Un singe à Poitiers

La sépulture d’un petit singe a été découverte en 2012 sur le site des Caillons, au sein d’une nécropole familiale de la fin du IIIe siècle. Bien que la tombe soit modeste, le simple fait que cet animal ait été enterré dans l’enclos funéraire lui confère le statut de membre à part entière de la familia.

Il s’agit d’un singe à longue queue. L’étude en cours de son ADN permettra de déterminer son espèce précise. Les premières observations du squelette et des dents attestent qu’il avait atteint l’âge adulte lors de son décès.

La littérature latine aussi bien que la fréquence de sa représentation dans les décors de mosaïques, les fresques ou les décors de différents objets indiquent que le singe était un animal de compagnie très prisé dans les familles aisées ; on le trouvait également chez certains commerçants, dans la compagnie des saltimbanques, ou encore comme mascotte dans les garnisons. Cependant, les recherches archéologiques portant sur le monde romain n’ont jusqu’à présent identifié que sept autres exemples de singes domestiques.

La nécropole des Caillons (site 29)

La nécropole des Caillons (site 29)

Enclos funéraire de la rue des Caillons (site 29). On aperçoit, au premier plan, la sépulture du petit singe et, juste derrière, la grande fosse oblongue qui devait abriter le sarcophage du propriétaire de l’enclos ou de l’un de ses proches. Les autres fosses oblongues, dedans et à l’extérieur, correspondent aux tombes présentes avant la construction du monument.

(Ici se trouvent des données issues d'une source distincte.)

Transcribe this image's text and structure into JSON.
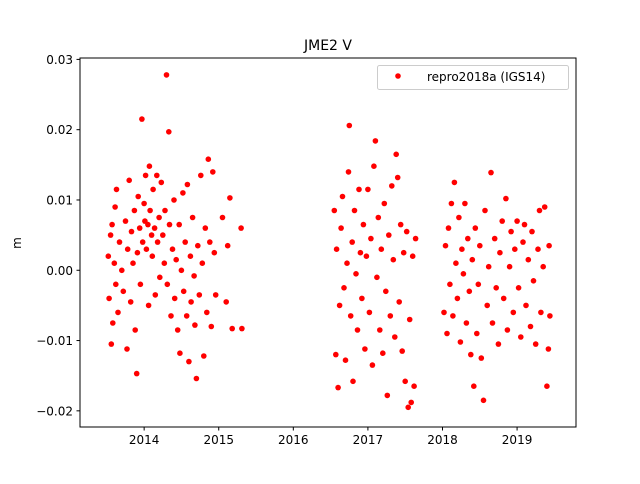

Jusqu’au milieu du IIIe siècle, la zone située entre la ville antique de Limonum et le Clain semble être restée non bâtie. Puis un ensemble funéraire est implanté en rive gauche de la rivière. Un petit édifice d’environ 1 m² pourrait en avoir été la première sépulture ; il abritait des cendres, répandues dans la niche centrale de la construction, scellée par une simple dalle en terre cuite.

Durant la seconde moitié du IIIe siècle, une cinquantaine de tombes sont installées à proximité. Elles pourraient appartenir  au même groupe « familial ».

Plus tard encore, vers la fin du IIIe ou le début du IVe siècle, un enclos funéraire quadrangulaire de 63 m² apparaît au même endroit. La sépulture d’un petit singe qui y a été mise au jour témoigne de l’importance accordée à cet animal exotique dans les familles aisées romaines et gallo-romaines.

La tombe du singe

La tombe du singe

Les archéologues ont surnommé Barbatus (« le poilu ») le petit singe des Caillons, comme auraient pu le faire ses maîtres dans l’Antiquité. Les aléas de la fouille font que les os de sa queue et de ses mains avaient déjà été prélevés au moment de la photo d’ensemble de la tombe.

C’est une simple fosse ovale de 90 x 115 cm, profonde de 20 à 30 cm, avec des parois verticales et un fond plat. Le squelette de l’animal est couché sur le flanc droit dans la largeur de la tombe, suivant une orientation sud-ouest/nord-est. Entouré de blocs calcaires et de fragments de briques, il gît sous un grand nombre de blocs et de moellons calcaires. Ceci laisse supposer que le singe a été déposé dans un cercueil de bois recouvert de pierres.

On retrouve le même aménagement dans plusieurs tombes de nourrissons fouillées sur le site dans les niveaux plus anciens que l’enclos funéraire.

Le 3e singe de Gaule

Le 3e singe de Gaule

Datée du IIIe siècle, cette mosaïque du site de Volubilis (Maroc) montre un singe en liberté (dans le panneau central, Orphée charme les animaux avec sa lyre). Il est probable que le petit singe du site des Caillons ressemblait fort à celui-ci.

Jusqu’à la découverte de ce singe à Poitiers, on ne connaissait que deux autres squelettes de singes en Gaule à l’époque romaine. Il s’agit dans les deux cas d’un macaque dit « de Gibraltar » ou « berbère ».

Le premier a été découvert à Narbonne, dans la maison au Grand Triclinium du Clos de la Lombarde, datée de la fin du IIe-début du IIIe siècle. Le cadavre avait été jeté dans le puits de la riche domus de Marcus Claudius Aestivo, comme vingt-sept bébés humains et des chiens bassets.

Le second cas provient de la nécropole de Cutry, en Meurthe-et-Moselle. En 1975, les ossements d’une femelle très âgée ont été retrouvés en bordure d’un dépotoir daté de la première moitié du IIe siècle. L’animal semble avoir été enterré dans une fosse, sur le dos, les jambes légèrement fléchies, le bras gauche le long du corps (le bras droit manquait, car la tombe avait été recoupée par d’autres sépultures).